Intrust thy fortune to the Pow’rs
above:
Leave them to manage for thee, and to
grant
What their unerring wisdom sees the want.
In goodness as in greatness they excel:
Ah! that we lov’d ourselves but
half so well. DRYDEN.
What state of life admits most happiness, is uncertain; but that uncertainty ought to repress the petulance of comparison, and silence the murmurs of discontent.
No. 115. TUESDAY, DECEMBER 11, 1753.
Scribimus indocti doctique. HOR. Lib. ii. Ep. i. 17.
All dare to write, who can or cannot read.

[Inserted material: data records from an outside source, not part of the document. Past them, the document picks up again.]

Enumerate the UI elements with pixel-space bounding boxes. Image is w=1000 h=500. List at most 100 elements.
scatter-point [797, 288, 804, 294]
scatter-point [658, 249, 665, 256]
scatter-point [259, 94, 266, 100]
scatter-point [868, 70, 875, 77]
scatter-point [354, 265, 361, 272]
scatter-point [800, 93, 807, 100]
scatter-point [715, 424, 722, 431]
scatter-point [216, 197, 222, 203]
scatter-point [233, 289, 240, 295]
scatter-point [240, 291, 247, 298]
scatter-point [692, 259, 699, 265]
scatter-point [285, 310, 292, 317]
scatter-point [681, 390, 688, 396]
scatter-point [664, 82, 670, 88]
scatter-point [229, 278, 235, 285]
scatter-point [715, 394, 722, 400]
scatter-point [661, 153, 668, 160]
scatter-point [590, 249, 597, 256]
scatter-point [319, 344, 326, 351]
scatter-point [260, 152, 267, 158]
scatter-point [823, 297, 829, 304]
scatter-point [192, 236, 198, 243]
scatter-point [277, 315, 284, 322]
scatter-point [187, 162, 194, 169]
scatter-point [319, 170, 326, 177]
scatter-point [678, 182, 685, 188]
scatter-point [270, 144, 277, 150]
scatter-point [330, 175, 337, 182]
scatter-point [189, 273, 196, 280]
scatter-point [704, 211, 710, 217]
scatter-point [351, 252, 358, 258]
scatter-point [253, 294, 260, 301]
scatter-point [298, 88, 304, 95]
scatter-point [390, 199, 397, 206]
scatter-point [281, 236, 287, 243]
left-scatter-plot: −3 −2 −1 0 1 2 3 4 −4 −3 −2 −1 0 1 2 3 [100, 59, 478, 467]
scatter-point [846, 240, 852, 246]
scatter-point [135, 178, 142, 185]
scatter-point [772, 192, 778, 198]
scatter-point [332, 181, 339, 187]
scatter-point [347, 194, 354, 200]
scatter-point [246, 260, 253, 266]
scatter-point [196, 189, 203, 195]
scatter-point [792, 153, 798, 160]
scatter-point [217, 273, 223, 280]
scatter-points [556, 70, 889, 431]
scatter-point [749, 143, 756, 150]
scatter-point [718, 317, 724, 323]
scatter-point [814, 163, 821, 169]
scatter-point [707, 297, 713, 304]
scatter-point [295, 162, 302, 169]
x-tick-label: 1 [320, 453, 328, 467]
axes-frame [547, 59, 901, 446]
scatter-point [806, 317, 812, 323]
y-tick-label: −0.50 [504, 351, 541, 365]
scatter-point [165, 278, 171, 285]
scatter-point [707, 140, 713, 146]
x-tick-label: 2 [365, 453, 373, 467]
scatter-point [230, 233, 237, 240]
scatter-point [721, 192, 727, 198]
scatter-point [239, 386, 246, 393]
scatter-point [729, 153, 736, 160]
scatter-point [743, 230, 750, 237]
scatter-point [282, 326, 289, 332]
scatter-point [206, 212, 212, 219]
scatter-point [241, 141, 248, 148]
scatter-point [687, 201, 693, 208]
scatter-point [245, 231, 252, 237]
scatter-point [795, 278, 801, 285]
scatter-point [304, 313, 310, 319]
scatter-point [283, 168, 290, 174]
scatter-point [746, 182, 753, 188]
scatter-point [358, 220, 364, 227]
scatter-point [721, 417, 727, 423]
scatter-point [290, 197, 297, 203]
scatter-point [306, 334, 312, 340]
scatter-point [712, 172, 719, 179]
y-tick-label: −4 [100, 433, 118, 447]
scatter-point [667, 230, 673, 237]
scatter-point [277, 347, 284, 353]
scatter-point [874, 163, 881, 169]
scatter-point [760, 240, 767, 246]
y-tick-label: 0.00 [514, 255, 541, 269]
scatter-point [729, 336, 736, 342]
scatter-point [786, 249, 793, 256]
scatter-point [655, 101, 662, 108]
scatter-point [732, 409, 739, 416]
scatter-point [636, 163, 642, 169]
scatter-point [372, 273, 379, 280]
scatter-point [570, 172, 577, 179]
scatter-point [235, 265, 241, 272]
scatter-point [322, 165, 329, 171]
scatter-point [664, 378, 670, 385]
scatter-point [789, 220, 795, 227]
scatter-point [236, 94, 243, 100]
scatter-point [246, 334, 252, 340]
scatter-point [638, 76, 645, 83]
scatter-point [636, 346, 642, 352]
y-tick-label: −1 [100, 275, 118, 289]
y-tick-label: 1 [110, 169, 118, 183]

They who have attentively considered the history of mankind, know that every age has its peculiar character. At one time, no desire is felt but for military honours; every summer affords battles and sieges, and the world is filled with ravage, bloodshed, and devastation: this sanguinary fury at length subsides, and nations are divided into factions, by controversies about points that will never be decided. Men then grow weary of debate and altercation, and apply themselves to the arts of profit; trading companies are formed, manufactures improved, and navigation extended; and nothing is any longer thought on, but the increase and preservation of property, the artifices of getting money, and the pleasures of spending it.

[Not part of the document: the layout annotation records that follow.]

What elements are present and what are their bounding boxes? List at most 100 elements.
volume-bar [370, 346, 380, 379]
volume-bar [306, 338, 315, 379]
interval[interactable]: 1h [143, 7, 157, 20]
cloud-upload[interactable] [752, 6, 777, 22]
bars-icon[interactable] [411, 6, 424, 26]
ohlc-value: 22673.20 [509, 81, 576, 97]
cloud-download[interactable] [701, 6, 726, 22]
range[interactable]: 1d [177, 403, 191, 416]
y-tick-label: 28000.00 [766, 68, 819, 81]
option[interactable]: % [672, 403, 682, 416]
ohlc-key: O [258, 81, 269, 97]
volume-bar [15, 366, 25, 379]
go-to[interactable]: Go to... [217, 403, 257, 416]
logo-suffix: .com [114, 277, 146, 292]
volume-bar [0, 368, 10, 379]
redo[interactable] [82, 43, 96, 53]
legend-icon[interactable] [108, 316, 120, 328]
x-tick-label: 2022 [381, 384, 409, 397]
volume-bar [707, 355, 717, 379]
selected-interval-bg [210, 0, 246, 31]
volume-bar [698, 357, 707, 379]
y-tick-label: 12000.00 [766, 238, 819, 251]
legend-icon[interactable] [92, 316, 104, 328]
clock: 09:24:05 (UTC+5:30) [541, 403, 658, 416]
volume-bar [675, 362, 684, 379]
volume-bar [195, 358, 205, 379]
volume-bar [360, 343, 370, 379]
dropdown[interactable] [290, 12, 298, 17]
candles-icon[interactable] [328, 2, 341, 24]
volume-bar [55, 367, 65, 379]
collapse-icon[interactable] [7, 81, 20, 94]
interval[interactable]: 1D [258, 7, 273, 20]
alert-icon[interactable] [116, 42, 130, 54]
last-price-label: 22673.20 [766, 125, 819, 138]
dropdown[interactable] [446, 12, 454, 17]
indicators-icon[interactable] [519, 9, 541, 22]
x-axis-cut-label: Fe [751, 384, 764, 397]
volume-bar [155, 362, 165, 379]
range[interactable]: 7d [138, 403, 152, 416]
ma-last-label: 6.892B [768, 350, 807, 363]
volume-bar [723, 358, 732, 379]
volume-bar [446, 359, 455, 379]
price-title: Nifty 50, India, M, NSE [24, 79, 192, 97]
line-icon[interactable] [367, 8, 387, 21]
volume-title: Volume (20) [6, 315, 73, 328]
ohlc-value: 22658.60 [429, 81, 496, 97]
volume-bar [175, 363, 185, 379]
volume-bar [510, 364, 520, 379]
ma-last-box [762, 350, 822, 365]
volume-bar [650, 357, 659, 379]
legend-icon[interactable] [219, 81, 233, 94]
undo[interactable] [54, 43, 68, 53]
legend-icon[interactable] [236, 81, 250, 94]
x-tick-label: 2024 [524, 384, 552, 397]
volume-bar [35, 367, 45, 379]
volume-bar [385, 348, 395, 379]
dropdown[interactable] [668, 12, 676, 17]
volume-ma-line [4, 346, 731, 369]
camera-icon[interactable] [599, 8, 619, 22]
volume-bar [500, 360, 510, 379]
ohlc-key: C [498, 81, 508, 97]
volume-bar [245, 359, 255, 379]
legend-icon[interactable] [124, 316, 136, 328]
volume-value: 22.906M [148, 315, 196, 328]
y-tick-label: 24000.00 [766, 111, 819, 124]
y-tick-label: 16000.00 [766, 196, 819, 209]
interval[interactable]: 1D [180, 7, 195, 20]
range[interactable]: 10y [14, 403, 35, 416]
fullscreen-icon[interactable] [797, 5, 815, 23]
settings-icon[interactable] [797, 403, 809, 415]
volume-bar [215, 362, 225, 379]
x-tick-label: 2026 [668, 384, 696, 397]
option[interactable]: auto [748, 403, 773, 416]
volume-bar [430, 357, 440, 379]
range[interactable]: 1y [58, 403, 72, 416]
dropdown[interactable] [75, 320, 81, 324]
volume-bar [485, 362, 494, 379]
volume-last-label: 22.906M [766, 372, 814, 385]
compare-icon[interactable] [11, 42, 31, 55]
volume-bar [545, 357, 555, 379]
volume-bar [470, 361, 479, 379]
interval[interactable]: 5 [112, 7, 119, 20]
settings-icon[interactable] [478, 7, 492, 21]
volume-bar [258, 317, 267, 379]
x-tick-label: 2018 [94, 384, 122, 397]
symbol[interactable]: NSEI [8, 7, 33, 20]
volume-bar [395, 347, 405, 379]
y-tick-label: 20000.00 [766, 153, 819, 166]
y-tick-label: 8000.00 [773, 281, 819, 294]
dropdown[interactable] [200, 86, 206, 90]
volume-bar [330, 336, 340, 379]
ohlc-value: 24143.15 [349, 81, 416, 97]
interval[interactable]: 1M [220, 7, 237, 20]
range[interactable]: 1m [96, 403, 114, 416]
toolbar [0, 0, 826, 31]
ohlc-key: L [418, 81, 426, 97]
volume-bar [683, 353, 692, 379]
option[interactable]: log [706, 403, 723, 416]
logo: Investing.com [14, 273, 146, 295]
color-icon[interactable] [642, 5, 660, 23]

The present age, if we consider chiefly the state of our own country, may be styled, with great propriety, The Age of Authors[1]; for, perhaps, there never was a time in which men of all degrees of ability, of every kind of education, of every profession and employment, were posting with ardour so general to the press. The province of writing was formerly left to those, who by study, or appearance of study, were supposed to have gained knowledge unattainable by the busy part of mankind; but in these enlightened days, every man is qualified to instruct every other man: and he that beats the anvil, or guides the plough, not content with supplying corporal necessities, amuses himself in the hours of leisure with providing intellectual pleasures for his countrymen.
It may be observed, that of this, as of other evils, complaints have been made by every generation: but though it may, perhaps, be true, that at all times more have been willing than have been able to write, yet there is no reason for believing, that the dogmatical legions of the present race were ever equalled in number by any former period: for so widely is spread the itch of literary praise, that almost every man is an author, either in act or in purpose: has either bestowed his favours on the publick, or withholds them, that they may be more seasonably offered, or made more worthy of acceptance.